Annual cap,
Definition of Annual cap:
The annual cap is a clause in the contract of an adjustable-rate mortgage (ARM), limiting the possible increase in the loan's interest rate during each year. The cap, or limit, is usually defined in terms of rate, but the dollar amount of the principal and interest payment may be capped as well. Annual caps are designed to protect borrowers against a sudden and excessive increase in the amount of their monthly payments when rates rise sharply over a short period of time. With an ARM, the initial interest rate is fixed for a period of time, after which it resets periodically based on current interest rates.
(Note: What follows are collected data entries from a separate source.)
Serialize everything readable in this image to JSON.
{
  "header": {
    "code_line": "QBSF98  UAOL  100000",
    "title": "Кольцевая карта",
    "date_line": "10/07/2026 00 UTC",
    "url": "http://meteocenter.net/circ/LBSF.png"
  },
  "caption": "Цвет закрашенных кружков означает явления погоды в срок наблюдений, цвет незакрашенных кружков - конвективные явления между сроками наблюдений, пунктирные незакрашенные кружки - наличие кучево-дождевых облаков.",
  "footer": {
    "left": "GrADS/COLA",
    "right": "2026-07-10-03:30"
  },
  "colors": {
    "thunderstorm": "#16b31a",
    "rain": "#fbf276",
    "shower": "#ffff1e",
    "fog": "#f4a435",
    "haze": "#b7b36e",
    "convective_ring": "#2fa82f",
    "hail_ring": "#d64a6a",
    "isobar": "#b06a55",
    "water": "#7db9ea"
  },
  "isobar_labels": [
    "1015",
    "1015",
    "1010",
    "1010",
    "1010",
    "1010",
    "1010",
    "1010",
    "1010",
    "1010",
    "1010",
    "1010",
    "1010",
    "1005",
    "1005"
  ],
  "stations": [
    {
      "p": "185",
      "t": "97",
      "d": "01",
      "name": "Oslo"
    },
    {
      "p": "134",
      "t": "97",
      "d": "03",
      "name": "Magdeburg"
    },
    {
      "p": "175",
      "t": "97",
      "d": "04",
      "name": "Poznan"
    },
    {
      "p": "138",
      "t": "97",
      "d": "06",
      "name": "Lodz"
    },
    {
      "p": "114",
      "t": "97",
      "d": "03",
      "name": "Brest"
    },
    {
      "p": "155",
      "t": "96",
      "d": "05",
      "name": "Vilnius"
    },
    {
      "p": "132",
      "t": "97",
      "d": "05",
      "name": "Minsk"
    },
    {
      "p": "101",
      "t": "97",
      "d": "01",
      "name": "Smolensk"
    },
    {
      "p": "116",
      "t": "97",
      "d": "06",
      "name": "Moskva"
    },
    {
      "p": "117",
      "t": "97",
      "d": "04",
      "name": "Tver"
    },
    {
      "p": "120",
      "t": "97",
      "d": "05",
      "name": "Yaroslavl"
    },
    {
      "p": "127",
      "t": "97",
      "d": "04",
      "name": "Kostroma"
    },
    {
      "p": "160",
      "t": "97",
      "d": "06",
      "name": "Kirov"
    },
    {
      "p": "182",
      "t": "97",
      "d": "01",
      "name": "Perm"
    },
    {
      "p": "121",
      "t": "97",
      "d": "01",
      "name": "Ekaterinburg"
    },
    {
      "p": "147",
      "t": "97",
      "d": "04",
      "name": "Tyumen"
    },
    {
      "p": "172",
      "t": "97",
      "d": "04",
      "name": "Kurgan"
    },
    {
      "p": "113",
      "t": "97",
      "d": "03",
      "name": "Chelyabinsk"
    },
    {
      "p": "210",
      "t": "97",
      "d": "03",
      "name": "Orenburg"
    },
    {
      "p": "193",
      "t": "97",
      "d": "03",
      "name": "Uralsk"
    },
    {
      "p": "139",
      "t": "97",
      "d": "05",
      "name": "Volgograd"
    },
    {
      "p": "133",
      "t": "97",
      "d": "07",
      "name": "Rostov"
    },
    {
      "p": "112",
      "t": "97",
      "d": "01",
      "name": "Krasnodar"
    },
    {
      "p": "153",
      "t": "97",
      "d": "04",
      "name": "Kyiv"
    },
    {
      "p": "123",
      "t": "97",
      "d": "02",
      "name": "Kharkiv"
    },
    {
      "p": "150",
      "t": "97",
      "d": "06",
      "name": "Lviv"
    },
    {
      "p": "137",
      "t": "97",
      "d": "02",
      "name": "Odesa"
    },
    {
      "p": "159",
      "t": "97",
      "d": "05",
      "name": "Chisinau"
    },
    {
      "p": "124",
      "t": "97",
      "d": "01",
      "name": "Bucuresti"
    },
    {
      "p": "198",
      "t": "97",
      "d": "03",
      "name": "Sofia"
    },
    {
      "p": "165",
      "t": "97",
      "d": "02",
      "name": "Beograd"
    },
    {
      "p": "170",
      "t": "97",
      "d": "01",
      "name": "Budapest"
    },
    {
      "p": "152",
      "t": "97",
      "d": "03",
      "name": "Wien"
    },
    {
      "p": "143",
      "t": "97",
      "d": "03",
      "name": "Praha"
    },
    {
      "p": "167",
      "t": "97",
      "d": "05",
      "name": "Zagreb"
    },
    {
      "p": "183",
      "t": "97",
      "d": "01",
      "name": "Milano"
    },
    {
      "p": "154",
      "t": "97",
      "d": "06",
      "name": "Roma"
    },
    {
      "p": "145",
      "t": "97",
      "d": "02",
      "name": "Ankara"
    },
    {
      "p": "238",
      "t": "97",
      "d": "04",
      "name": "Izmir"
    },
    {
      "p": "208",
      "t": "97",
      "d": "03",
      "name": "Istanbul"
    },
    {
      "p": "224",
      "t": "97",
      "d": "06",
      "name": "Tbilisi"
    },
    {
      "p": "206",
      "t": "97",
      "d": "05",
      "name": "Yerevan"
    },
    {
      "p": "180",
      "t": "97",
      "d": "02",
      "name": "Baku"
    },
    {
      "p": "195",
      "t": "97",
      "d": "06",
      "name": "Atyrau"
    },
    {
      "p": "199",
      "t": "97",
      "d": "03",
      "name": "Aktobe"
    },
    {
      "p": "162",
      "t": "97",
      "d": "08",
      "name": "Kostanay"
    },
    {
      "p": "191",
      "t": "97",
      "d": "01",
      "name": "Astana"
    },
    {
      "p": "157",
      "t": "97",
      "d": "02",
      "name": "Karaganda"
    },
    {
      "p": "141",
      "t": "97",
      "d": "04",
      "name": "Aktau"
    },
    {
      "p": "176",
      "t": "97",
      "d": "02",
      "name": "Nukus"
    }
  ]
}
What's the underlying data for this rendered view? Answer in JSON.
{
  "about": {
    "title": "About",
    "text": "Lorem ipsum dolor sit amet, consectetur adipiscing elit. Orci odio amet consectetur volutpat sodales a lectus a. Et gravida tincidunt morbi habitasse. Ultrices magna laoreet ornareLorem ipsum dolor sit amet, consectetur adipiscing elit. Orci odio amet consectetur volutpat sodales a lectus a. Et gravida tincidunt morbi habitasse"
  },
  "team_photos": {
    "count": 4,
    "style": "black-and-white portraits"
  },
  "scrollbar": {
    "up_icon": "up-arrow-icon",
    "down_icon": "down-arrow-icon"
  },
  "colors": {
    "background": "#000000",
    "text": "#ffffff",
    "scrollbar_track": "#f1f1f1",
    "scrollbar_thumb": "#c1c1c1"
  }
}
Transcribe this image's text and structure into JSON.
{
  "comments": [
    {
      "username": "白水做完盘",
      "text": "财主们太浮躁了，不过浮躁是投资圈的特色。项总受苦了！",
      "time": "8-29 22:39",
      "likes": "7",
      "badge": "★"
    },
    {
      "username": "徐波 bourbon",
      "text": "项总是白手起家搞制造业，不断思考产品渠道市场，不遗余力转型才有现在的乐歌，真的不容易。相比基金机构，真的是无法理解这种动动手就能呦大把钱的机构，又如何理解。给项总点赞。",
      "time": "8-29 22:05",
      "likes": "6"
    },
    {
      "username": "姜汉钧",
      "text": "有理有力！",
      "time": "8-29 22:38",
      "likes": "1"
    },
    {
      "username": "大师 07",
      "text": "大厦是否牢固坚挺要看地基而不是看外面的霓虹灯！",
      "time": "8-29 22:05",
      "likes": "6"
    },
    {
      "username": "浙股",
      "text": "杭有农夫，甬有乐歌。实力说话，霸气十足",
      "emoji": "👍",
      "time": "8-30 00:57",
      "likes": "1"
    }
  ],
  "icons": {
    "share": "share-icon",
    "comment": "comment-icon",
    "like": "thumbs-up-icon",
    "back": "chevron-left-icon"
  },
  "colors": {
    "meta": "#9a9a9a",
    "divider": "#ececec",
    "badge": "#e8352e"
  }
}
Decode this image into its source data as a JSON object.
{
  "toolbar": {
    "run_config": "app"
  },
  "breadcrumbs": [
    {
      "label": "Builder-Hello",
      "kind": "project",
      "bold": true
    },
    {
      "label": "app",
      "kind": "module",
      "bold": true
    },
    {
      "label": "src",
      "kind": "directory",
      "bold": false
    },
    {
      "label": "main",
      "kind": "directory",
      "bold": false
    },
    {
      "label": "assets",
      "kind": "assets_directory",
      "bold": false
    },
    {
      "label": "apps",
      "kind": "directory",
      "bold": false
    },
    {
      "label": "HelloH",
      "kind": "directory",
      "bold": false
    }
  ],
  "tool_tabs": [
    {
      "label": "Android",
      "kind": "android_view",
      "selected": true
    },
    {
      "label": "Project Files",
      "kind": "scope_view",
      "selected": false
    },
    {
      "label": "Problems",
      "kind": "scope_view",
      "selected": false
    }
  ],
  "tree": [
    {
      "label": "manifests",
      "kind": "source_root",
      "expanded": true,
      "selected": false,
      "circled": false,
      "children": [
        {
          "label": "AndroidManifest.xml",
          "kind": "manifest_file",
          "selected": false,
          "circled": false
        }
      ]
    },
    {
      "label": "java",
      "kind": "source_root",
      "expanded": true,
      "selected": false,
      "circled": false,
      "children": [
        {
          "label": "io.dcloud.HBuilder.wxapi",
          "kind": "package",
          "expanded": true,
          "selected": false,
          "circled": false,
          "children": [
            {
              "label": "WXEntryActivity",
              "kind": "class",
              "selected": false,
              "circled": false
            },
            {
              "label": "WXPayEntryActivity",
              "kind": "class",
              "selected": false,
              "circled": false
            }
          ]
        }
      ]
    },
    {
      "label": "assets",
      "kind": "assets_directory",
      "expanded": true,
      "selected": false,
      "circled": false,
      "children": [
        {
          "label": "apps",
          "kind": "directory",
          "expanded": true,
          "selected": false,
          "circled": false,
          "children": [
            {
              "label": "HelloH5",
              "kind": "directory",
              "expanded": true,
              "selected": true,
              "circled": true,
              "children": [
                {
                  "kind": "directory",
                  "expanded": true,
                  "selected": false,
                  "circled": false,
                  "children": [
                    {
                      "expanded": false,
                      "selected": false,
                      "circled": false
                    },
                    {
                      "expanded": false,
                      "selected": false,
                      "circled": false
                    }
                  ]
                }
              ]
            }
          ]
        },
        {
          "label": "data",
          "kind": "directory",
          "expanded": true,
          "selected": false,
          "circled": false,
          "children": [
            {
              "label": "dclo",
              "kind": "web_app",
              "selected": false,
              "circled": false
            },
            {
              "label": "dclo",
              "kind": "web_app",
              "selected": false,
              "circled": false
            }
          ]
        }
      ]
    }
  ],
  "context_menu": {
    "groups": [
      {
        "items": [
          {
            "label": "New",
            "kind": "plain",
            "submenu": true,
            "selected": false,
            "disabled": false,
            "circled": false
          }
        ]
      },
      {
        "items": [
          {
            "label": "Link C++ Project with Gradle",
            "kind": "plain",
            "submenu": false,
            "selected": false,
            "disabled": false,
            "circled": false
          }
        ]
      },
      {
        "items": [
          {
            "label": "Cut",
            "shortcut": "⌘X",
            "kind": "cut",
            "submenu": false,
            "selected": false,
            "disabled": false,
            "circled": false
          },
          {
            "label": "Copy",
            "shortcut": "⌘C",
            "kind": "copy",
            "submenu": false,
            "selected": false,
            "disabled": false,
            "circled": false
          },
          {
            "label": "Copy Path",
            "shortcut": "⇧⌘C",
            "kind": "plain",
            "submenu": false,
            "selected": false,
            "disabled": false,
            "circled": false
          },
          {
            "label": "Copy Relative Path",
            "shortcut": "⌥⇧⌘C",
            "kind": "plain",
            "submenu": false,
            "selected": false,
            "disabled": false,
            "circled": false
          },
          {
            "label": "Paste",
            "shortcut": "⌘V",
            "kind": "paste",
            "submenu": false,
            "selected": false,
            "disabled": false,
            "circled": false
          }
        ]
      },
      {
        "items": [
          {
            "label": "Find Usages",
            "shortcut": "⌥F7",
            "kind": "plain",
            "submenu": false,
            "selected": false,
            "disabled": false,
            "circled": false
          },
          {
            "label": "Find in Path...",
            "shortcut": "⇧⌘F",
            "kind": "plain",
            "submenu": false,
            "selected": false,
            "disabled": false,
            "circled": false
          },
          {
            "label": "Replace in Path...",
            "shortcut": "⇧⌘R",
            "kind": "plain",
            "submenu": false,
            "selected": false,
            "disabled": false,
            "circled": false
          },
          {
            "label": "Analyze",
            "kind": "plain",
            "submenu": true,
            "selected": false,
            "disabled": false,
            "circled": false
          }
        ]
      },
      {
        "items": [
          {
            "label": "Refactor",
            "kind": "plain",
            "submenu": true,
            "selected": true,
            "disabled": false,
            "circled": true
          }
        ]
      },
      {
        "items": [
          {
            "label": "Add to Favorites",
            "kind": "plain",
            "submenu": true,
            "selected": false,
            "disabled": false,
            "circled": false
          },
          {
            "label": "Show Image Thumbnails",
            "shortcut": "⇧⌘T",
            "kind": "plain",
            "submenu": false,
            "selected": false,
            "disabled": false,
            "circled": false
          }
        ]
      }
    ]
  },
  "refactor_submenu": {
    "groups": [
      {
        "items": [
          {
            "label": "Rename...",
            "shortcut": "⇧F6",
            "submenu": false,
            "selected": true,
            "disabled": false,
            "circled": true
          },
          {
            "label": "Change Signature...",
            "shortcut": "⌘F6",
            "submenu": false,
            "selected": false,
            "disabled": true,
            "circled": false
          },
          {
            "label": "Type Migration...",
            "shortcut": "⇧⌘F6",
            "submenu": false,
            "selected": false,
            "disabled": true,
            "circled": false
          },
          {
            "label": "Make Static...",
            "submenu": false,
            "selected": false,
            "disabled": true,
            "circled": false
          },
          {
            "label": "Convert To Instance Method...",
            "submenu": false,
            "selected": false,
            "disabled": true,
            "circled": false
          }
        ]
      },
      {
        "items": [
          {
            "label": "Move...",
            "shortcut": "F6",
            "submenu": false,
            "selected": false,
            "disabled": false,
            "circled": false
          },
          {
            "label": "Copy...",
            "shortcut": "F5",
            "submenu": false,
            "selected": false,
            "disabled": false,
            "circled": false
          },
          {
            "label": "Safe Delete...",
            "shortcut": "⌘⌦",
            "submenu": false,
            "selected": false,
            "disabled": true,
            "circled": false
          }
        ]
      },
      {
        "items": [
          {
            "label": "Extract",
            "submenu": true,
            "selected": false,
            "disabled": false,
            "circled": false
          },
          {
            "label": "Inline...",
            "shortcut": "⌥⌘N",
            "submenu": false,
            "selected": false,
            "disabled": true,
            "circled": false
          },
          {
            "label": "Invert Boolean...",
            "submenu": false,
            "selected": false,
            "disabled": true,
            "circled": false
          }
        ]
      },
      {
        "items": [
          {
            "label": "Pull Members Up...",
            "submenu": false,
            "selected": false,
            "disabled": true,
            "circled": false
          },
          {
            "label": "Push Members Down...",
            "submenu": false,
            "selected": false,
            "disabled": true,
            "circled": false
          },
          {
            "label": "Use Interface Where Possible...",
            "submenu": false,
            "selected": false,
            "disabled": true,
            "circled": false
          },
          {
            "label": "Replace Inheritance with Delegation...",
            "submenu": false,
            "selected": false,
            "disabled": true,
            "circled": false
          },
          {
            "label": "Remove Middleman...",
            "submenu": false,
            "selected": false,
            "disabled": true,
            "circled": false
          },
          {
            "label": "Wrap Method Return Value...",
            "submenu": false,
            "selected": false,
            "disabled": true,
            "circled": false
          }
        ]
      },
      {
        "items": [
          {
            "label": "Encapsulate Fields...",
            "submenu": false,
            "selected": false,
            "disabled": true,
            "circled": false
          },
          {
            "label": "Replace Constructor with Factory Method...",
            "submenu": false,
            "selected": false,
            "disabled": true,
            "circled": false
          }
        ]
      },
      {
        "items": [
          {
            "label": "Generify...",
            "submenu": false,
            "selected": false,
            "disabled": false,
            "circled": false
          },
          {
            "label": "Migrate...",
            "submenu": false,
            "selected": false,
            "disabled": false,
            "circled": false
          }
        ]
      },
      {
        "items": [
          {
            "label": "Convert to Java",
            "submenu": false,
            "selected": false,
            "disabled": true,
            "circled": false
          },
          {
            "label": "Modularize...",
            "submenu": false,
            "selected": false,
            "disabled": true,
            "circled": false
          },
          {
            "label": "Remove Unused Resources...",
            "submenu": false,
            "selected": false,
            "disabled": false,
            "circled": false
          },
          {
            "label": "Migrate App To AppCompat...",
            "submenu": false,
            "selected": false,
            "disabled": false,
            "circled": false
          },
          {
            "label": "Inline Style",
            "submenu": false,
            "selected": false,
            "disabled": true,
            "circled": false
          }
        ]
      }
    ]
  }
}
ARMs also typically have lifetime rate caps that set limits on how much the interest can increase over the life of the loan.
Ceiling imposed on the increase in a charge, fee, or quantity (such as interest rates or rent) during a specified period.
The annual interest rate of an adjustable-rate mortgage loan with an annual cap will only increase as much as the terms allow in percentage points, regardless of how much rates may actually rise during the initial period. For example, a 5% ARM that is fixed for three years with a 2% cap can only adjust to 7% in the fourth year, even if rates increase by 4% over the initial fixed term of the loan. A loan with a dollar cap can only increase by so much as well, although this type of cap can lead to negative amortization in some cases.